(March 7, 2013) - Institutional investors want it all from hedge funds in 2013.
Respondents to a Credit Suisse survey expect the asset class to return 6.9% the year, with low correlation to the rest of their portfolios--all at reduced fee deals.
"Institutional investors are clearly expressing more confidence in risk assets in this year's survey and appear less worried about left tail risk events or macroeconomic uncertainty," said Robert Leonard, managing director and global head of capital services at Credit Suisse, in a statement. "Given the backdrop of effective central bank policies, lower political uncertainty and positive performance last year, it is not surprising to see increased expectations for 2013."
In 2012, the same survey found respondents forecasted hedge fund returns of 5.4% on average-marking a jump in expectations of more than a quarter from 2012 to 2013.
More than 550 groups of institutional investors representing $1.03 trillion in hedge fund investments weighed in on this year's survey, including pension funds, consultants, family offices and funds of hedge funds.
Taken together, these respondents showed the most appetite for managers pursuing long/short equity strategies, with emerging market equity and event-drive strategies the second and third most popular approaches, respectively.
It's not clear whether investors have sensed the global political situation stabilizing or have simply acclimatized to uncertainty. Either way, respondents were bullish on developed Europe and far less worried about sovereign default risk and credit/counterparty risk than last year. The top sources of risk for hedge fund investments in 2013, according to those surveyed, are crowded trades/herd behavior, regulatory changes, and underperformance risk.

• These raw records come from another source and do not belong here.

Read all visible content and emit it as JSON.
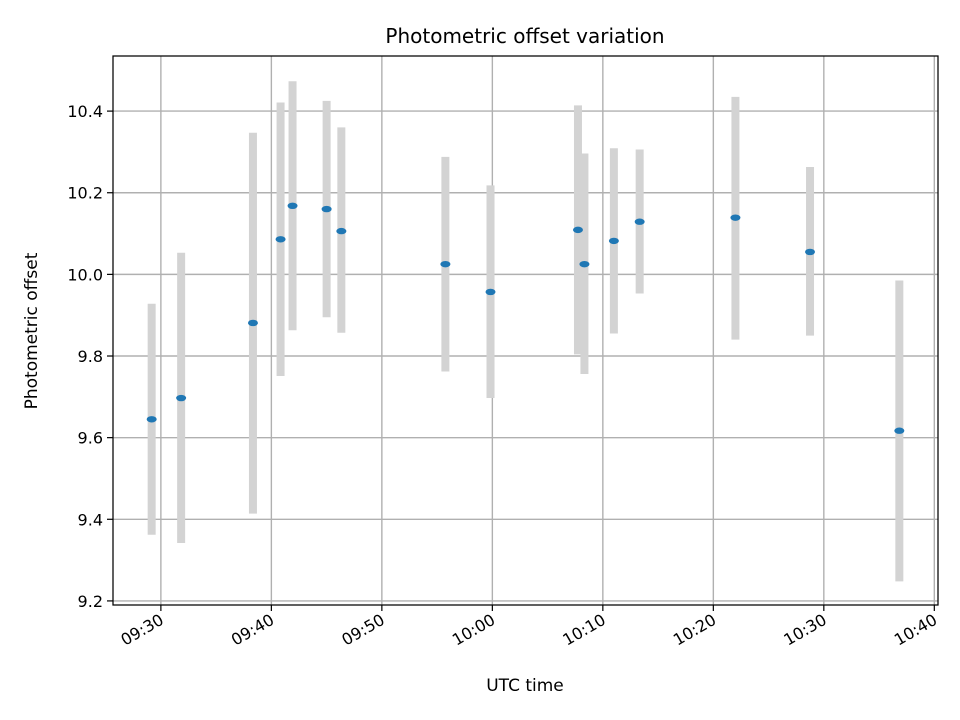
{
  "chart_data": {
    "type": "scatter",
    "title": "Photometric offset variation",
    "xlabel": "UTC time",
    "ylabel": "Photometric offset",
    "grid": true,
    "legend": "none",
    "x_tick_labels": [
      "09:30",
      "09:40",
      "09:50",
      "10:00",
      "10:10",
      "10:20",
      "10:30",
      "10:40"
    ],
    "y_tick_labels": [
      "9.2",
      "9.4",
      "9.6",
      "9.8",
      "10.0",
      "10.2",
      "10.4"
    ],
    "xlim": [
      "09:25:40",
      "10:40:20"
    ],
    "ylim": [
      9.19,
      10.535
    ],
    "colors": {
      "point": "#1f77b4",
      "errorbar": "#d3d3d3",
      "grid": "#b0b0b0"
    },
    "points": [
      {
        "x": "09:29:10",
        "y": 9.645,
        "yerr": [
          9.362,
          9.928
        ]
      },
      {
        "x": "09:31:50",
        "y": 9.697,
        "yerr": [
          9.342,
          10.053
        ]
      },
      {
        "x": "09:38:20",
        "y": 9.881,
        "yerr": [
          9.414,
          10.347
        ]
      },
      {
        "x": "09:40:50",
        "y": 10.086,
        "yerr": [
          9.751,
          10.421
        ]
      },
      {
        "x": "09:41:55",
        "y": 10.168,
        "yerr": [
          9.863,
          10.473
        ]
      },
      {
        "x": "09:45:00",
        "y": 10.16,
        "yerr": [
          9.895,
          10.425
        ]
      },
      {
        "x": "09:46:20",
        "y": 10.106,
        "yerr": [
          9.857,
          10.36
        ]
      },
      {
        "x": "09:55:45",
        "y": 10.025,
        "yerr": [
          9.762,
          10.288
        ]
      },
      {
        "x": "09:59:50",
        "y": 9.957,
        "yerr": [
          9.697,
          10.218
        ]
      },
      {
        "x": "10:07:45",
        "y": 10.109,
        "yerr": [
          9.804,
          10.414
        ]
      },
      {
        "x": "10:08:20",
        "y": 10.025,
        "yerr": [
          9.756,
          10.296
        ]
      },
      {
        "x": "10:11:00",
        "y": 10.082,
        "yerr": [
          9.855,
          10.309
        ]
      },
      {
        "x": "10:13:20",
        "y": 10.129,
        "yerr": [
          9.953,
          10.306
        ]
      },
      {
        "x": "10:22:00",
        "y": 10.139,
        "yerr": [
          9.84,
          10.435
        ]
      },
      {
        "x": "10:28:45",
        "y": 10.055,
        "yerr": [
          9.85,
          10.263
        ]
      },
      {
        "x": "10:36:50",
        "y": 9.617,
        "yerr": [
          9.248,
          9.985
        ]
      }
    ]
  }
}
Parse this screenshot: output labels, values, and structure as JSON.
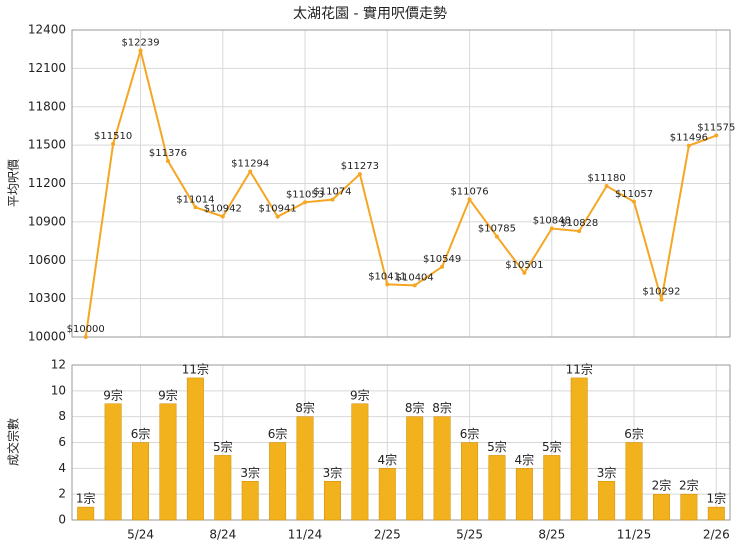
{
  "chart_data": [
    {
      "type": "line",
      "title": "太湖花園 - 實用呎價走勢",
      "ylabel": "平均呎價",
      "color": "#f5a623",
      "values": [
        10000,
        11510,
        12239,
        11376,
        11014,
        10942,
        11294,
        10941,
        11053,
        11074,
        11273,
        10411,
        10404,
        10549,
        11076,
        10785,
        10501,
        10848,
        10828,
        11180,
        11057,
        10292,
        11496,
        11575
      ],
      "value_labels": [
        "$10000",
        "$11510",
        "$12239",
        "$11376",
        "$11014",
        "$10942",
        "$11294",
        "$10941",
        "$11053",
        "$11074",
        "$11273",
        "$10411",
        "$10404",
        "$10549",
        "$11076",
        "$10785",
        "$10501",
        "$10848",
        "$10828",
        "$11180",
        "$11057",
        "$10292",
        "$11496",
        "$11575"
      ],
      "ylim": [
        10000,
        12400
      ],
      "yticks": [
        10000,
        10300,
        10600,
        10900,
        11200,
        11500,
        11800,
        12100,
        12400
      ],
      "grid": true
    },
    {
      "type": "bar",
      "ylabel": "成交宗數",
      "color": "#f2b21e",
      "categories": [
        null,
        null,
        "5/24",
        null,
        null,
        "8/24",
        null,
        null,
        "11/24",
        null,
        null,
        "2/25",
        null,
        null,
        "5/25",
        null,
        null,
        "8/25",
        null,
        null,
        "11/25",
        null,
        null,
        "2/26"
      ],
      "values": [
        1,
        9,
        6,
        9,
        11,
        5,
        3,
        6,
        8,
        3,
        9,
        4,
        8,
        8,
        6,
        5,
        4,
        5,
        11,
        3,
        6,
        2,
        2,
        1
      ],
      "value_labels": [
        "1宗",
        "9宗",
        "6宗",
        "9宗",
        "11宗",
        "5宗",
        "3宗",
        "6宗",
        "8宗",
        "3宗",
        "9宗",
        "4宗",
        "8宗",
        "8宗",
        "6宗",
        "5宗",
        "4宗",
        "5宗",
        "11宗",
        "3宗",
        "6宗",
        "2宗",
        "2宗",
        "1宗"
      ],
      "ylim": [
        0,
        12
      ],
      "yticks": [
        0,
        2,
        4,
        6,
        8,
        10,
        12
      ],
      "grid": true
    }
  ]
}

Credit Suisse' Hedge Fund Capital Services Group--a division dedicated to "helping hedge fund clients raise capital from institutional investors," according to the website-publishes the survey report. This year's edition is titled "Reaching New Heights"--although that sunny prediction for hedge funds is not industry consensus.
Recently, hedge fund management and (to a lesser extent) performance fees have incited some institutional investors to speak out, push back, and even pull out of the asset class.
On March 4, for example, A$7 billion Australian superannuation fund CareSuper announced it had let go of its last hedge fund manager.
"Hedge funds have not met our expectations and they are expensive," Greg Nolan, chief investment officer, told The Australian Financial Review. "Those two factors combined have led our board to decide to terminate the hedge fund managers we have."
In response, hedge funds have become more flexible on the fee front, according to Mercer research.